Life insurance (also known as life cover or life assurance) can provide financial security for your family if you die during the term of the contract. Insurers pay out a lump sum that could be used to pay off the mortgage, pay university fees or simply cover the cost of living without your income.
There are various types of life insurance cover available from a range of providers, including:
- Level term life insurance
- Decreasing term life insurance
- Whole of life insurance or Over 50’s guaranteed acceptance life insurance
If you are considering taking out a policy that will guarantee a cash lump sum is paid when you die, you may be better off looking for a whole of life policy or, if you are over 50, an Over 50’s Guaranteed Acceptance Life Policy.
Over 50s Life insurance is a form of life insurance, but isn’t intended to cover income etc, but rather just pay a lump sum to help cover things like funerals.
Which type of insurance is right for me?
There are a range of insurance plans available that are aimed paying out if you are unable to work due to illness or injury, or if you die. One type of insurance is not necessarily ‘better’ than another, the insurance you choose should be based upon your personal circumstances.

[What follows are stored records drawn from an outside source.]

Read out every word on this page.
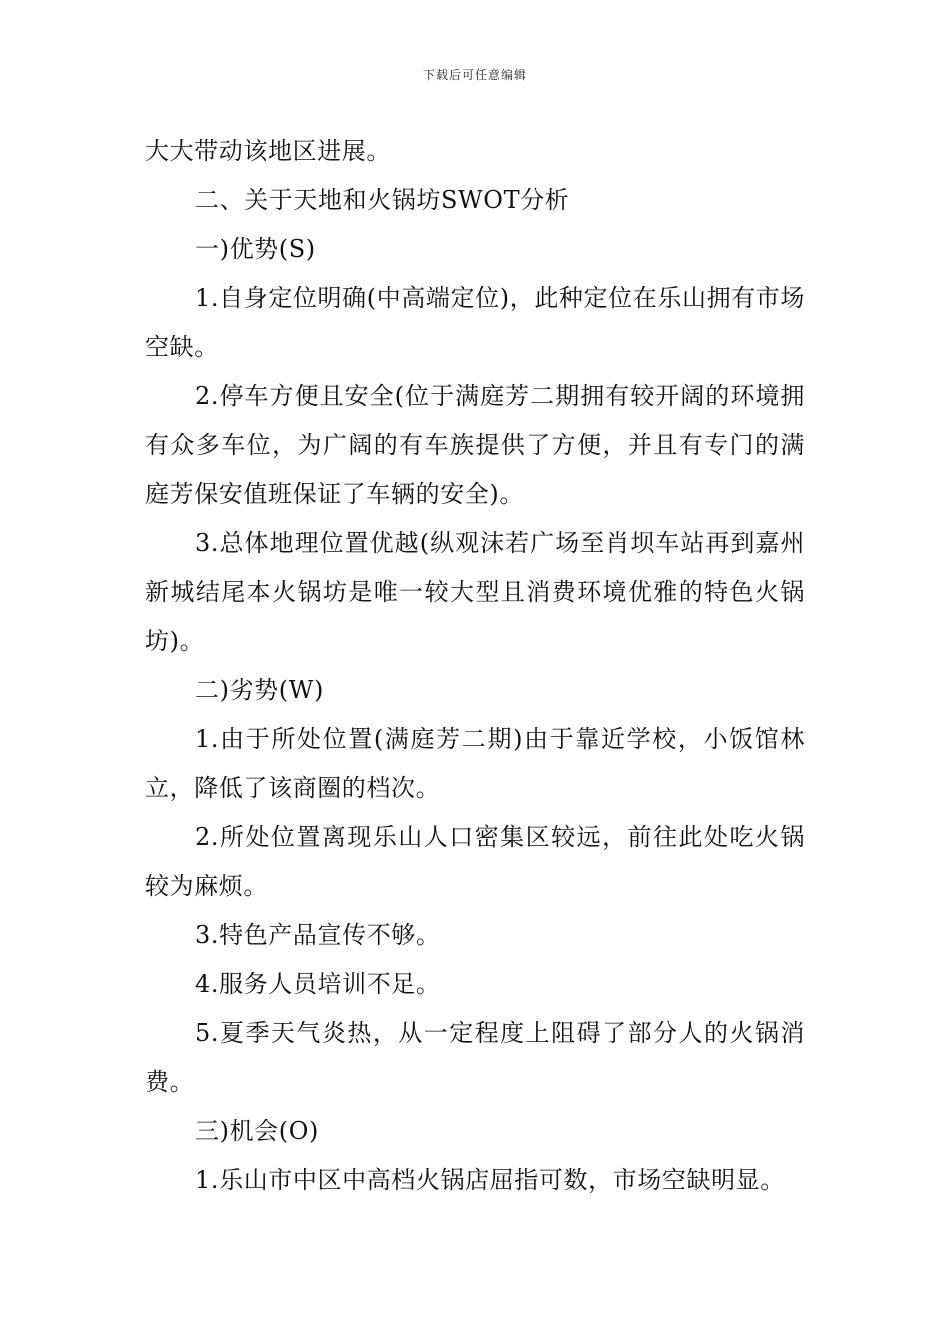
下载后可任意编辑

大大带动该地区进展。

二、关于天地和火锅坊SWOT分析

一)优势(S)

1.自身定位明确(中高端定位)，此种定位在乐山拥有市场空缺。

2.停车方便且安全(位于满庭芳二期拥有较开阔的环境拥有众多车位，为广阔的有车族提供了方便，并且有专门的满庭芳保安值班保证了车辆的安全)。

3.总体地理位置优越(纵观沫若广场至肖坝车站再到嘉州新城结尾本火锅坊是唯一较大型且消费环境优雅的特色火锅坊)。

二)劣势(W)

1.由于所处位置(满庭芳二期)由于靠近学校，小饭馆林立，降低了该商圈的档次。

2.所处位置离现乐山人口密集区较远，前往此处吃火锅较为麻烦。

3.特色产品宣传不够。

4.服务人员培训不足。

5.夏季天气炎热，从一定程度上阻碍了部分人的火锅消费。

三)机会(O)

1.乐山市中区中高档火锅店屈指可数，市场空缺明显。
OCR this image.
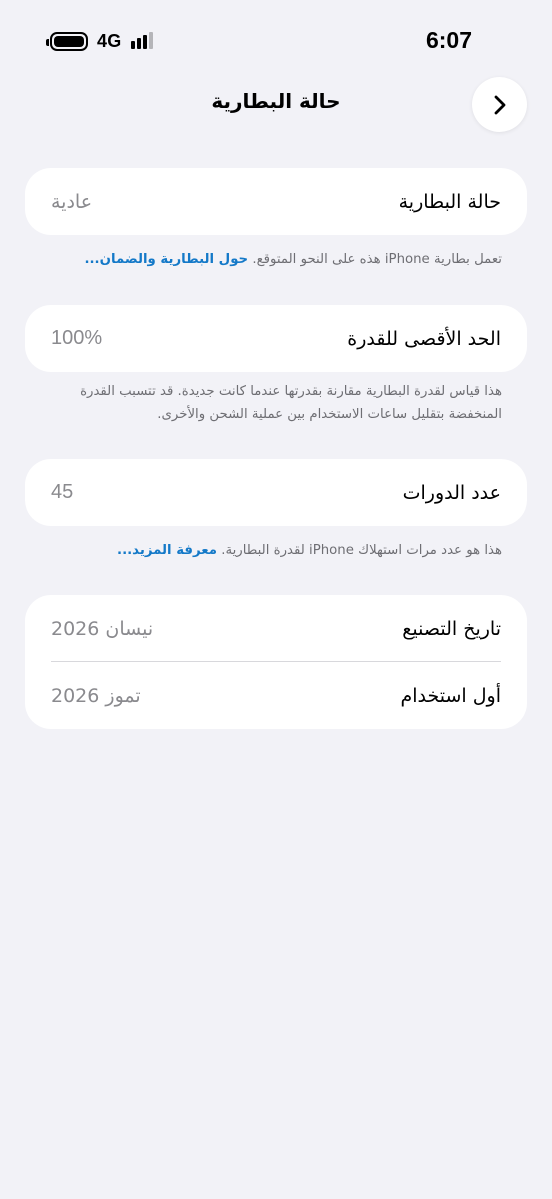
4G	6:07
حالة البطارية
حالة البطارية
عادية
تعمل بطارية iPhone هذه على النحو المتوقع. حول البطارية والضمان...
الحد الأقصى للقدرة
100%
هذا قياس لقدرة البطارية مقارنة بقدرتها عندما كانت جديدة. قد تتسبب القدرة المنخفضة بتقليل ساعات الاستخدام بين عملية الشحن والأخرى.
عدد الدورات
45
هذا هو عدد مرات استهلاك iPhone لقدرة البطارية. معرفة المزيد...
تاريخ التصنيع
نيسان 2026
أول استخدام
تموز 2026
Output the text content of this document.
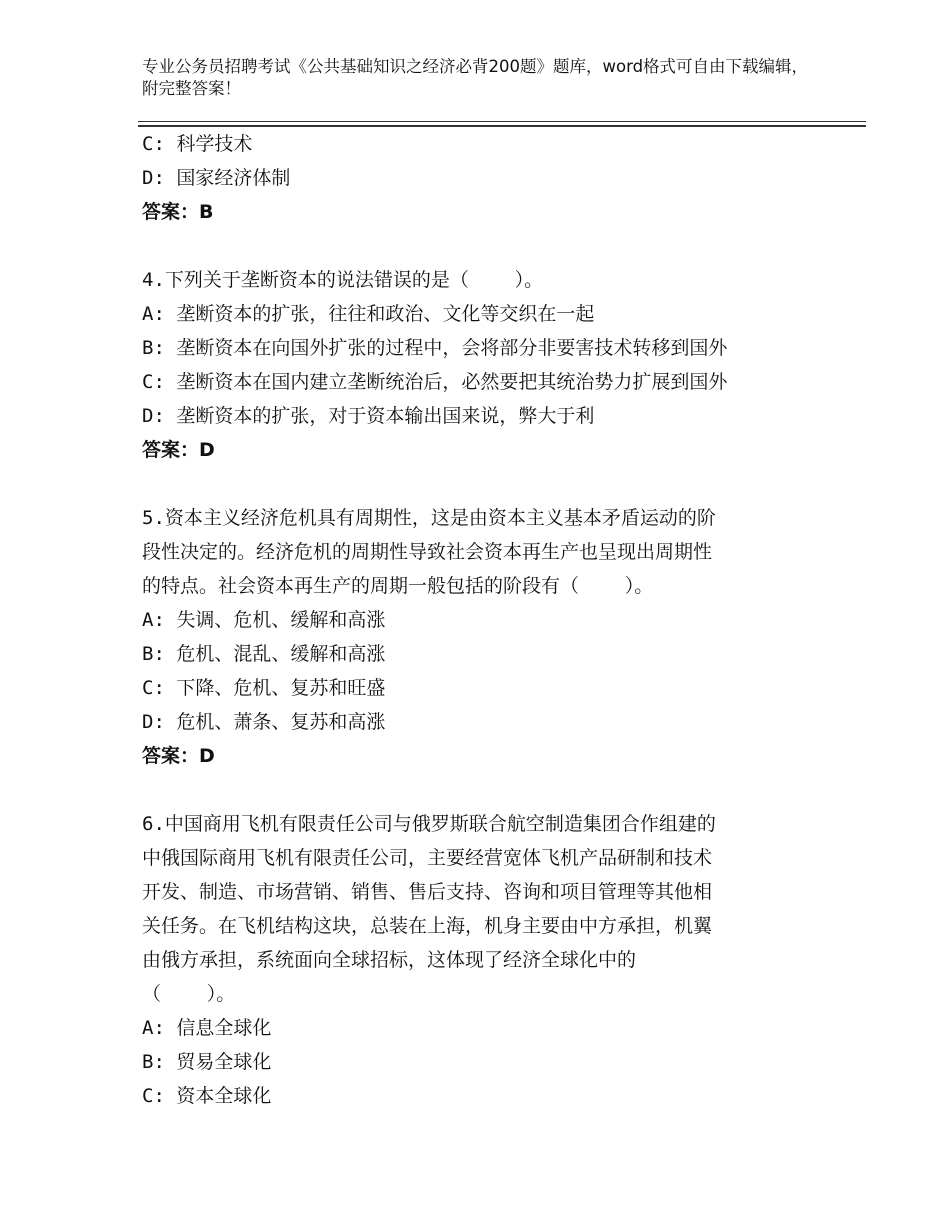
专业公务员招聘考试《公共基础知识之经济必背200题》题库，word格式可自由下载编辑，附完整答案！
C: 科学技术
D: 国家经济体制
答案：B
4.下列关于垄断资本的说法错误的是（    ）。
A: 垄断资本的扩张，往往和政治、文化等交织在一起
B: 垄断资本在向国外扩张的过程中，会将部分非要害技术转移到国外
C: 垄断资本在国内建立垄断统治后，必然要把其统治势力扩展到国外
D: 垄断资本的扩张，对于资本输出国来说，弊大于利
答案：D
5.资本主义经济危机具有周期性，这是由资本主义基本矛盾运动的阶
段性决定的。经济危机的周期性导致社会资本再生产也呈现出周期性
的特点。社会资本再生产的周期一般包括的阶段有（    ）。
A: 失调、危机、缓解和高涨
B: 危机、混乱、缓解和高涨
C: 下降、危机、复苏和旺盛
D: 危机、萧条、复苏和高涨
答案：D
6.中国商用飞机有限责任公司与俄罗斯联合航空制造集团合作组建的
中俄国际商用飞机有限责任公司，主要经营宽体飞机产品研制和技术
开发、制造、市场营销、销售、售后支持、咨询和项目管理等其他相
关任务。在飞机结构这块，总装在上海，机身主要由中方承担，机翼
由俄方承担，系统面向全球招标，这体现了经济全球化中的
（    ）。
A: 信息全球化
B: 贸易全球化
C: 资本全球化
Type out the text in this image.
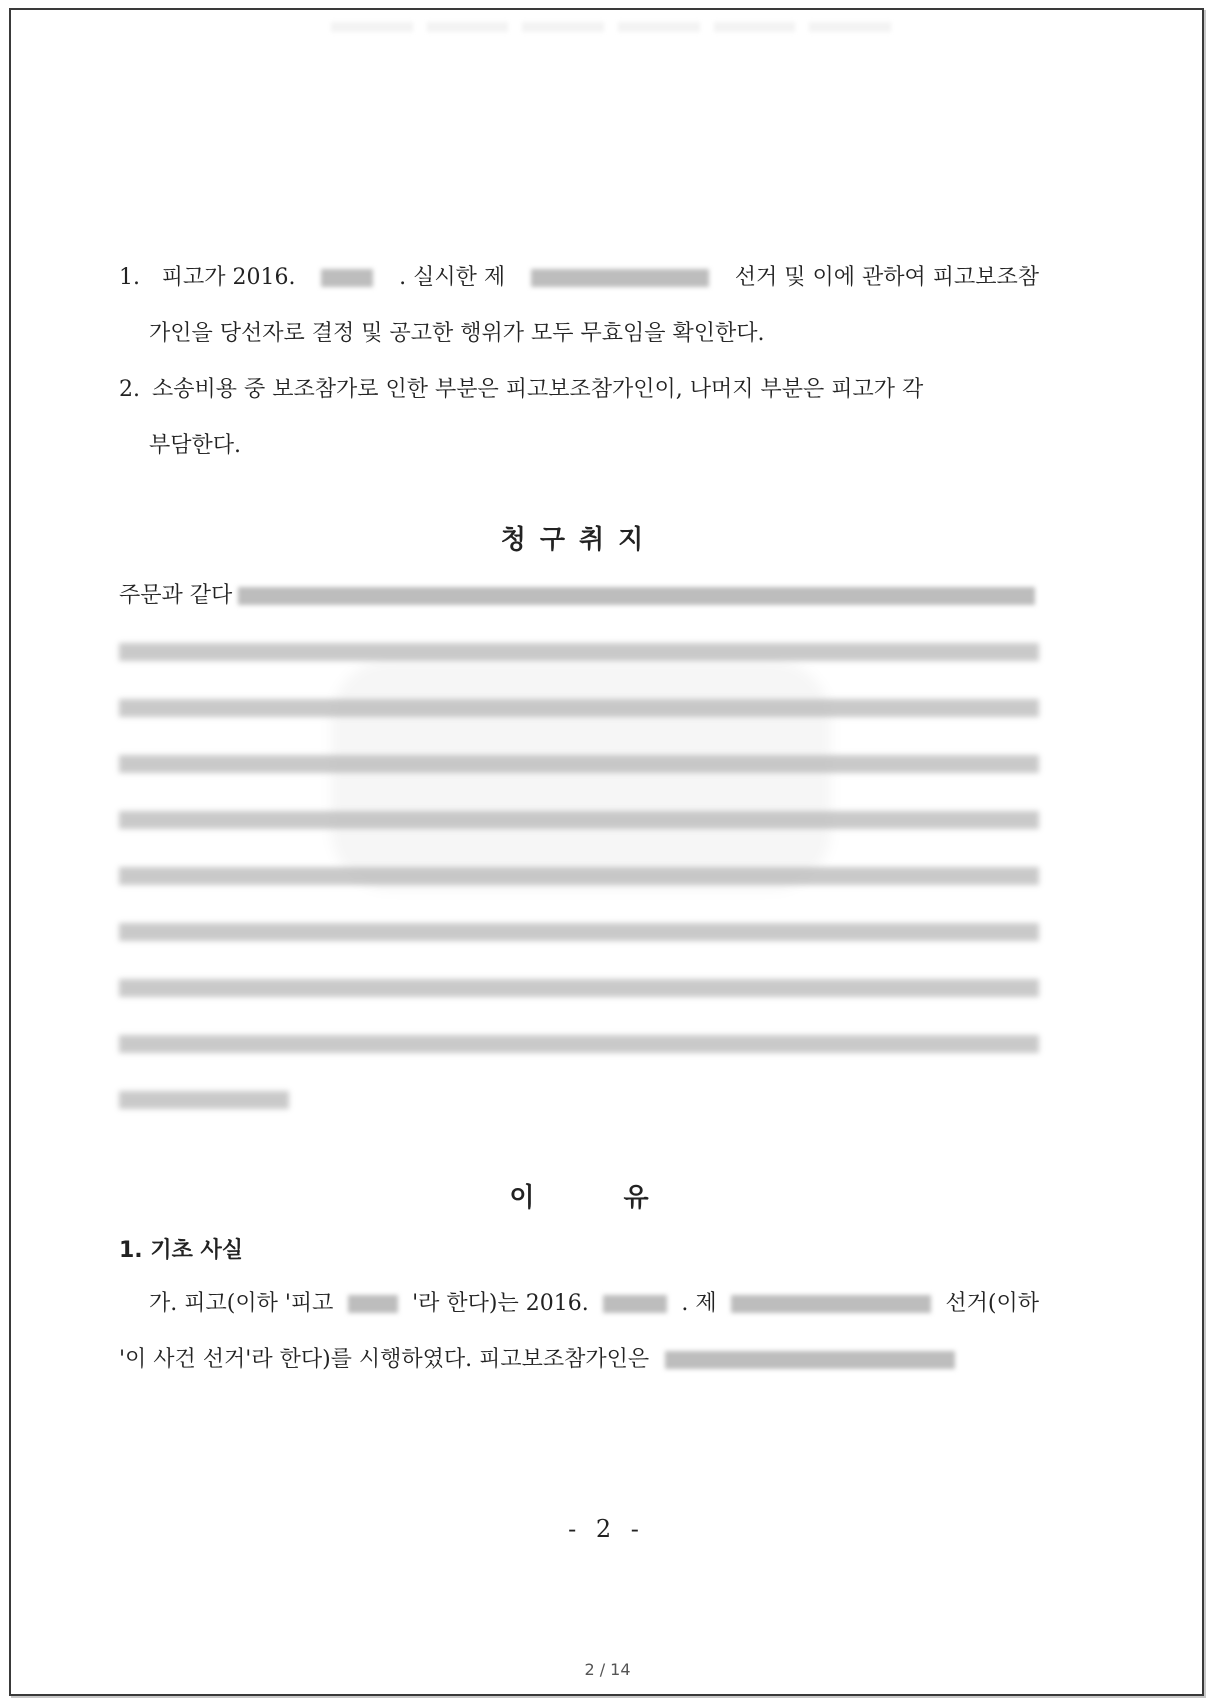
1. 피고가 2016.	. 실시한 제	선거 및 이에 관하여 피고보조참
가인을 당선자로 결정 및 공고한 행위가 모두 무효임을 확인한다.
2. 소송비용 중 보조참가로 인한 부분은 피고보조참가인이, 나머지 부분은 피고가 각
부담한다.
청구취지
주문과 같다
이 유
1. 기초 사실
가. 피고(이하 '피고	'라 한다)는 2016.	. 제	선거(이하
'이 사건 선거'라 한다)를 시행하였다. 피고보조참가인은
- 2 -
2 / 14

You may not need income protection insurance if Statuary Sick Pay (SSP) would cover your cost of living, or you may be part of an occupational sick pay scheme at work. Also, you may have savings or an emergency fund that could pay the bills and mortgage while you were off work or not receiving sick pay.
Whatever your circumstances, income protection insurance could offer comprehensive financial support for you and your family if you became seriously ill or disabled.
If you are not sure on what type of insurance is right for you, then you should speak to a financial adviser who can talk through your options with you.